Kratom, Tanaman Herbal tapi Masuk Kategori Narkotika
- BNN
VIVA Tekno – Tanaman Kratom atau lebih dikenal dengan Mitragyna Speciosa Korth adalah jenis tanaman yang banyak tumbuh di kawasan Kalimantan Barat, khususnya di daerah Kapuas Hulu.
Dilansir dari laman BNN, Rabu, 13 Desember 2023, Tanaman ini dikenal sebagai obat tradisional oleh masyarakat. Tanaman tersebut digolongkan sebagai narkotika golongan I, namun tidak diimbangi dengan aturan yang berlaku sesuai hukum positif di Indonesia.
Kemudian, manfaat kesehatan yang dapat menjadikan kratom di Kalimantan banyak diekspor ke negara-negara Amerika Serikat dan Eropa. Tidak mengherankan jika kratom dianggap sebagai komoditas ekspor yang menjanjikan di Kalimantan.
Namun, potensi ekonomi kratom tersebut rupanya bertolak belakang dengan efek samping yang telah banyak ditemukan di negara pengimpornya. Kasus kecanduan dan kematian akibat kratom menjadikan tanaman ini sebagai tanaman yang berbahaya.
Efek Negatif Kratom
Ternyata dibalik manfaat yang sering dirasakan pengguna kratom pada umumnya, kratom juga sebaliknya bisa memberikan efek negatif yang sangat berbahaya bagi kesehatan.
Seorang peneliti zat psikoaktif, Swogger bersama koleganya mengemukakan bahwa sejumlah orang yang mengkonsumsi kratom mengalami efek seperti menggunakan candu. Efek yang dirasakan berupa perasaan rileks dan nyaman, serta euforia jika kratom digunakan dengan dosis tinggi.
Adapun efek yang ditimbulkan ini disebabkan oleh senyawa mitraginin sebagai senyawa utama yang terkandung dalam daun kratom. Kratom juga dapat menimbulkan efek samping pada sistem saraf dan pikiran seperti yang ditimbulkan beberapa jenis narkotika lainnya seperti pusing, mengantuk, halusinasi dan delusi, depresi, sesak nafas, kejang, dan koma.
Efek samping lainnya bisa berupa mulut menjadi kering, badan menggigil, mual dan muntah, berat badan turun, gangguan buang air kecil dan buang air besar, kerusakan hati, dan nyeri otot. Orang yang menggunakan kratom dalam jangka waktu lama juga dapat menunjukkan gejala-gejala ketergantungan jika kratom dihentikan.

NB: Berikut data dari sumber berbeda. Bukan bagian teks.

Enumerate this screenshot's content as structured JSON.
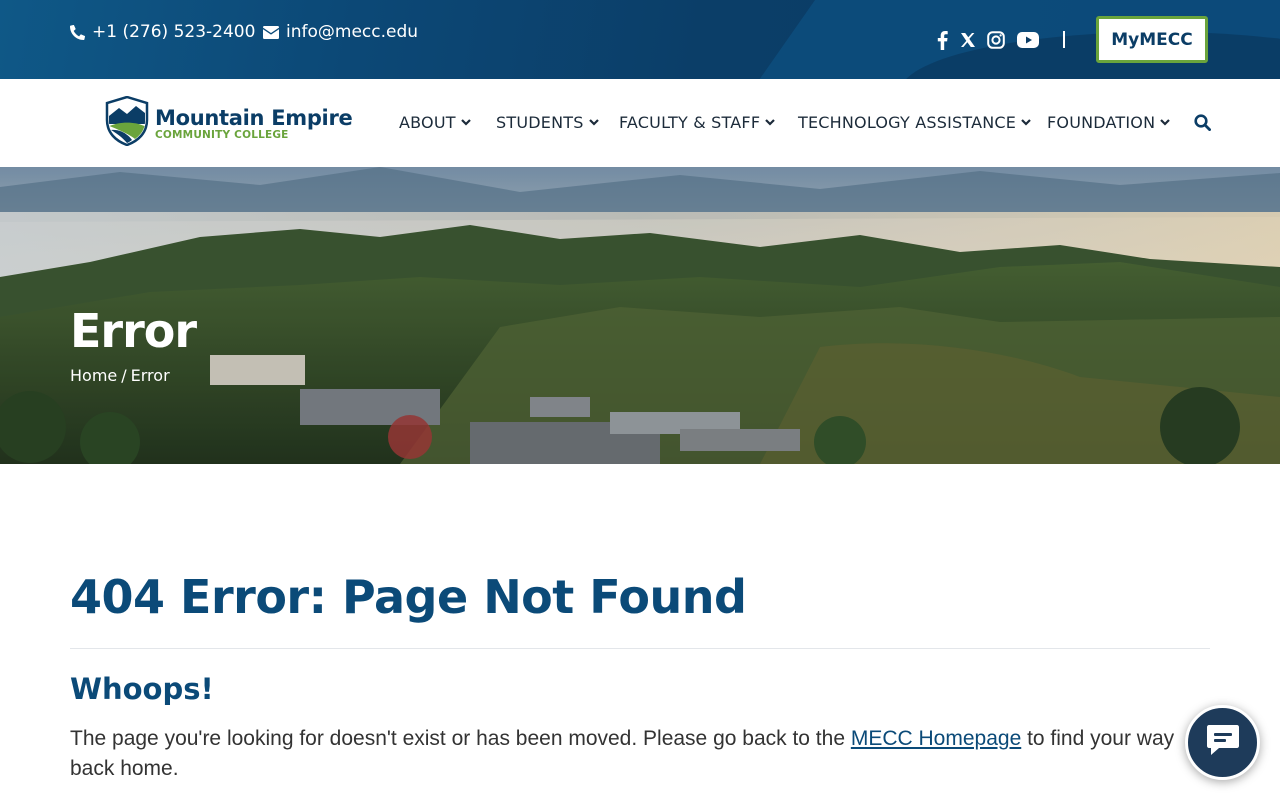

Gejalanya meliputi iritabilitas, mual, diare, hipertensi, insomnia, kejang otot dan nyeri, mata berair, demam, dan nafsu makan menurun. Adapun gejala psikologis yang dialami yaitu gelisah, tegang, marah, sedih, dan gugup.
Selain itu, kratom juga dinilai bisa menyebabkan kematian. Meskipun beberapa pengguna kratom merasakan manfaat bagi kesehatan tubuh mereka, tapi tidak sedikit pula yang justru merasakan efek negatif dari kratom. Mengkonsumsi kratom justru bisa membuat koordinasi motorik tubuh terganggu seperti orang mabuk.
Adapun akibat yang dapat ditimbulkan dari penyalahgunaan kratom tersebut mulai dari overdosis, kejang, koma, tidak sadarkan diri, sampai kematian.
Hal ini terbukti dengan ditemukannya beberapa kasus penyalahgunaan kratom di negara-negara pengekspor kratom. Penyalahgunaan kratom yang seringkali dicampurkan dengan bahan-bahan lain lebih banyak menimbulkan efek berbahaya bagi tubuh.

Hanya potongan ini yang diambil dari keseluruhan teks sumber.